Welcome

Restoring Creation

This past Sunday many of you gathered in Fullerton Room to watch the documentary “The Return of the River,” the story of the removal of hydroelectric dams along the Elwha River in Oregon to allow the native flora and fauna as well as the indigenous community to return to the fullness of life that they had on the Olympic Peninsula for generations.

My favorite part in the film was the footage of someone speaking against the dam’s removal by asking, “Who are we to play God with the river?” Of course, she didn’t understand the irony of her reluctance to return the river to the way that God had originally created it.
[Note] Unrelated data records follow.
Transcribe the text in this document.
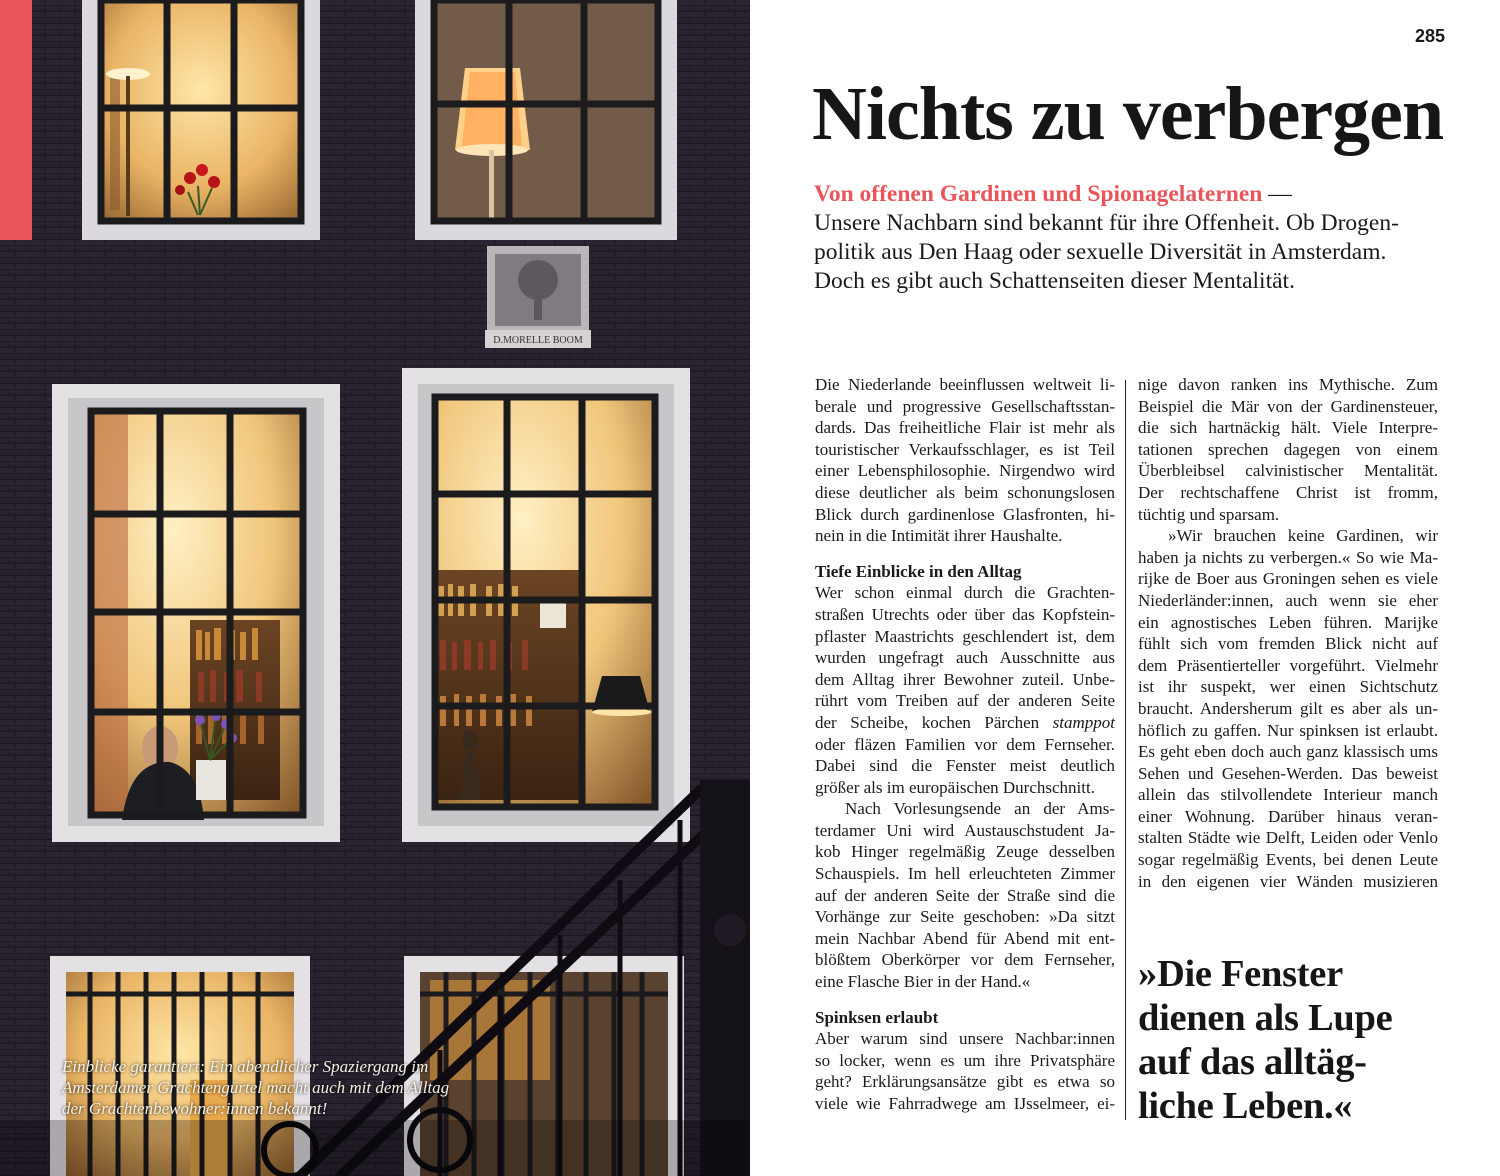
D.MORELLE BOOM
Einblicke garantiert: Ein abendlicher Spaziergang im
Amsterdamer Grachtengürtel macht auch mit dem Alltag
der Grachtenbewohner:innen bekannt!
285
Nichts zu verbergen
Von offenen Gardinen und Spionagelaternen —
Unsere Nachbarn sind bekannt für ihre Offenheit. Ob Drogen-
politik aus Den Haag oder sexuelle Diversität in Amsterdam.
Doch es gibt auch Schattenseiten dieser Mentalität.
Die Niederlande beeinflussen weltweit li-
berale und progressive Gesellschaftsstan-
dards. Das freiheitliche Flair ist mehr als
touristischer Verkaufsschlager, es ist Teil
einer Lebensphilosophie. Nirgendwo wird
diese deutlicher als beim schonungslosen
Blick durch gardinenlose Glasfronten, hi-
nein in die Intimität ihrer Haushalte.
Tiefe Einblicke in den Alltag
Wer schon einmal durch die Grachten-
straßen Utrechts oder über das Kopfstein-
pflaster Maastrichts geschlendert ist, dem
wurden ungefragt auch Ausschnitte aus
dem Alltag ihrer Bewohner zuteil. Unbe-
rührt vom Treiben auf der anderen Seite
der Scheibe, kochen Pärchen stamppot
oder fläzen Familien vor dem Fernseher.
Dabei sind die Fenster meist deutlich
größer als im europäischen Durchschnitt.
Nach Vorlesungsende an der Ams-
terdamer Uni wird Austauschstudent Ja-
kob Hinger regelmäßig Zeuge desselben
Schauspiels. Im hell erleuchteten Zimmer
auf der anderen Seite der Straße sind die
Vorhänge zur Seite geschoben: »Da sitzt
mein Nachbar Abend für Abend mit ent-
blößtem Oberkörper vor dem Fernseher,
eine Flasche Bier in der Hand.«
Spinksen erlaubt
Aber warum sind unsere Nachbar:innen
so locker, wenn es um ihre Privatsphäre
geht? Erklärungsansätze gibt es etwa so
viele wie Fahrradwege am IJsselmeer, ei-
nige davon ranken ins Mythische. Zum
Beispiel die Mär von der Gardinensteuer,
die sich hartnäckig hält. Viele Interpre-
tationen sprechen dagegen von einem
Überbleibsel calvinistischer Mentalität.
Der rechtschaffene Christ ist fromm,
tüchtig und sparsam.
»Wir brauchen keine Gardinen, wir
haben ja nichts zu verbergen.« So wie Ma-
rijke de Boer aus Groningen sehen es viele
Niederländer:innen, auch wenn sie eher
ein agnostisches Leben führen. Marijke
fühlt sich vom fremden Blick nicht auf
dem Präsentierteller vorgeführt. Vielmehr
ist ihr suspekt, wer einen Sichtschutz
braucht. Andersherum gilt es aber als un-
höflich zu gaffen. Nur spinksen ist erlaubt.
Es geht eben doch auch ganz klassisch ums
Sehen und Gesehen-Werden. Das beweist
allein das stilvollendete Interieur manch
einer Wohnung. Darüber hinaus veran-
stalten Städte wie Delft, Leiden oder Venlo
sogar regelmäßig Events, bei denen Leute
in den eigenen vier Wänden musizieren
»Die Fenster
dienen als Lupe
auf das alltäg-
liche Leben.«
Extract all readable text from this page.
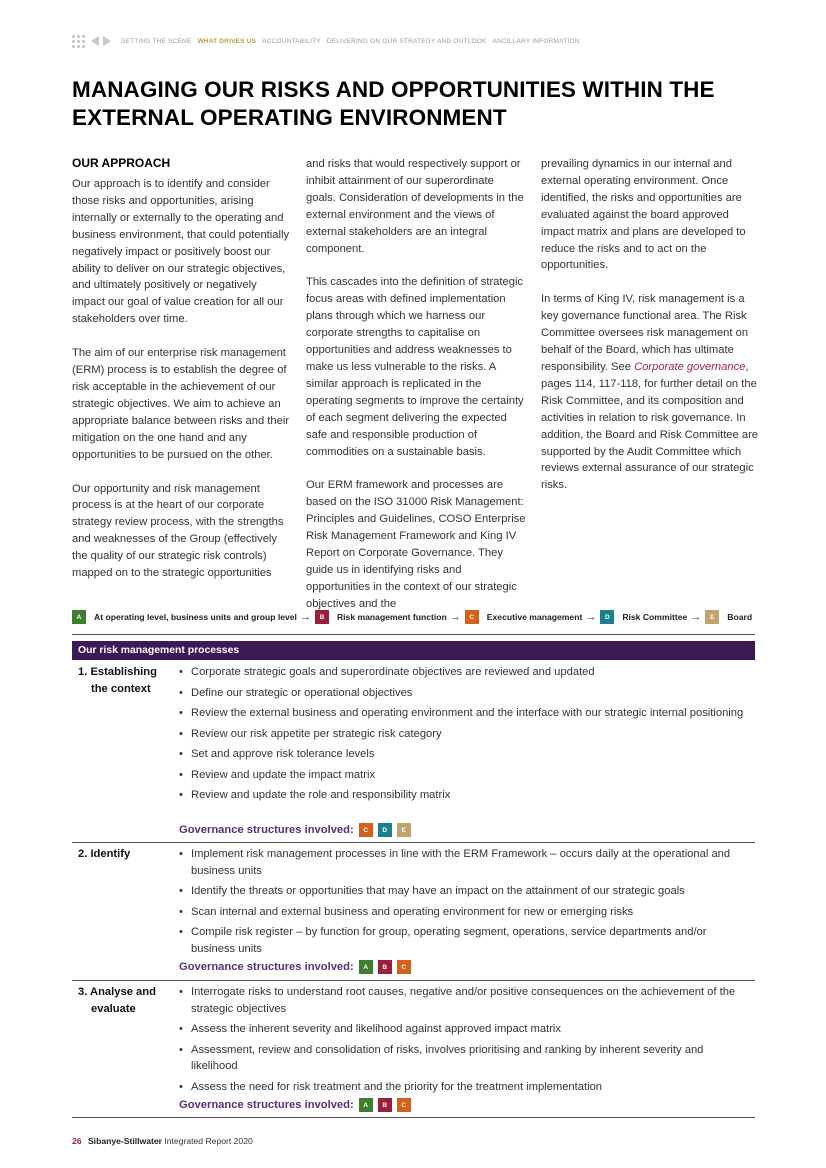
SETTING THE SCENE WHAT DRIVES US ACCOUNTABILITY DELIVERING ON OUR STRATEGY AND OUTLOOK ANCILLARY INFORMATION
MANAGING OUR RISKS AND OPPORTUNITIES WITHIN THE EXTERNAL OPERATING ENVIRONMENT
OUR APPROACH

Our approach is to identify and consider those risks and opportunities, arising internally or externally to the operating and business environment, that could potentially negatively impact or positively boost our ability to deliver on our strategic objectives, and ultimately positively or negatively impact our goal of value creation for all our stakeholders over time.

The aim of our enterprise risk management (ERM) process is to establish the degree of risk acceptable in the achievement of our strategic objectives. We aim to achieve an appropriate balance between risks and their mitigation on the one hand and any opportunities to be pursued on the other.

Our opportunity and risk management process is at the heart of our corporate strategy review process, with the strengths and weaknesses of the Group (effectively the quality of our strategic risk controls) mapped on to the strategic opportunities

and risks that would respectively support or inhibit attainment of our superordinate goals. Consideration of developments in the external environment and the views of external stakeholders are an integral component.

This cascades into the definition of strategic focus areas with defined implementation plans through which we harness our corporate strengths to capitalise on opportunities and address weaknesses to make us less vulnerable to the risks. A similar approach is replicated in the operating segments to improve the certainty of each segment delivering the expected safe and responsible production of commodities on a sustainable basis.

Our ERM framework and processes are based on the ISO 31000 Risk Management: Principles and Guidelines, COSO Enterprise Risk Management Framework and King IV Report on Corporate Governance. They guide us in identifying risks and opportunities in the context of our strategic objectives and the

prevailing dynamics in our internal and external operating environment. Once identified, the risks and opportunities are evaluated against the board approved impact matrix and plans are developed to reduce the risks and to act on the opportunities.

In terms of King IV, risk management is a key governance functional area. The Risk Committee oversees risk management on behalf of the Board, which has ultimate responsibility. See Corporate governance, pages 114, 117-118, for further detail on the Risk Committee, and its composition and activities in relation to risk governance. In addition, the Board and Risk Committee are supported by the Audit Committee which reviews external assurance of our strategic risks.

A	At operating level, business units and group level →	B	Risk management function →	C	Executive management →	D	Risk Committee →	E	Board
Our risk management processes
1. Establishing
the context
• Corporate strategic goals and superordinate objectives are reviewed and updated
• Define our strategic or operational objectives
• Review the external business and operating environment and the interface with our strategic internal positioning
• Review our risk appetite per strategic risk category
• Set and approve risk tolerance levels
• Review and update the impact matrix
• Review and update the role and responsibility matrix
Governance structures involved:	C	D	E
2. Identify
•	Implement risk management processes in line with the ERM Framework – occurs daily at the operational and business units
• Identify the threats or opportunities that may have an impact on the attainment of our strategic goals
• Scan internal and external business and operating environment for new or emerging risks
• Compile risk register – by function for group, operating segment, operations, service departments and/or business units
Governance structures involved:	A	B	C
3. Analyse and
evaluate
• Interrogate risks to understand root causes, negative and/or positive consequences on the achievement of the strategic objectives
• Assess the inherent severity and likelihood against approved impact matrix
• Assessment, review and consolidation of risks, involves prioritising and ranking by inherent severity and likelihood
• Assess the need for risk treatment and the priority for the treatment implementation
Governance structures involved:	A	B	C
26 Sibanye-Stillwater Integrated Report 2020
This week and this month, we celebrate Earth Day. In one aspect Earth Day is a secular acknowledgement of the ways that all people need to think and act differently to be able to preserve our planetary inheritance. But Earth Day has a theological component for us as Christians as well, as we consider what it means to fulfill God’s mandate to care for the created world.

150 LOGO whitebackground 01Over the past year the BMPC Environmental Justice Committee has launched a new priority and opportunity on our church campus to consider not what it means not to “play God” but to help return our little corner of creation back to the beauty God originally created it to be.

Our Plant Native/Native Plant Initiative is all about encouraging and equipping us as a church to plant native trees and plants in the beds at the church and in your flower beds and yards at home.

There are wonderful resources on our church website to help get you started this spring to create what naturalist Doug Tallamy calls a “Home Grown National Park.”

This Sunday at 11:15 a.m. we are delighted to welcome Master Gardener Leslie Bass to give us tangible and simple way to start this work or to even expand the wonderful native planting that we know many of you are already doing. We hope to see you there.

May we all use these warming days of new blooms and new life as a moment to reignite a new hope in our capacity to return our own spaces, homes and community into a beautiful reflection of God’s good creation.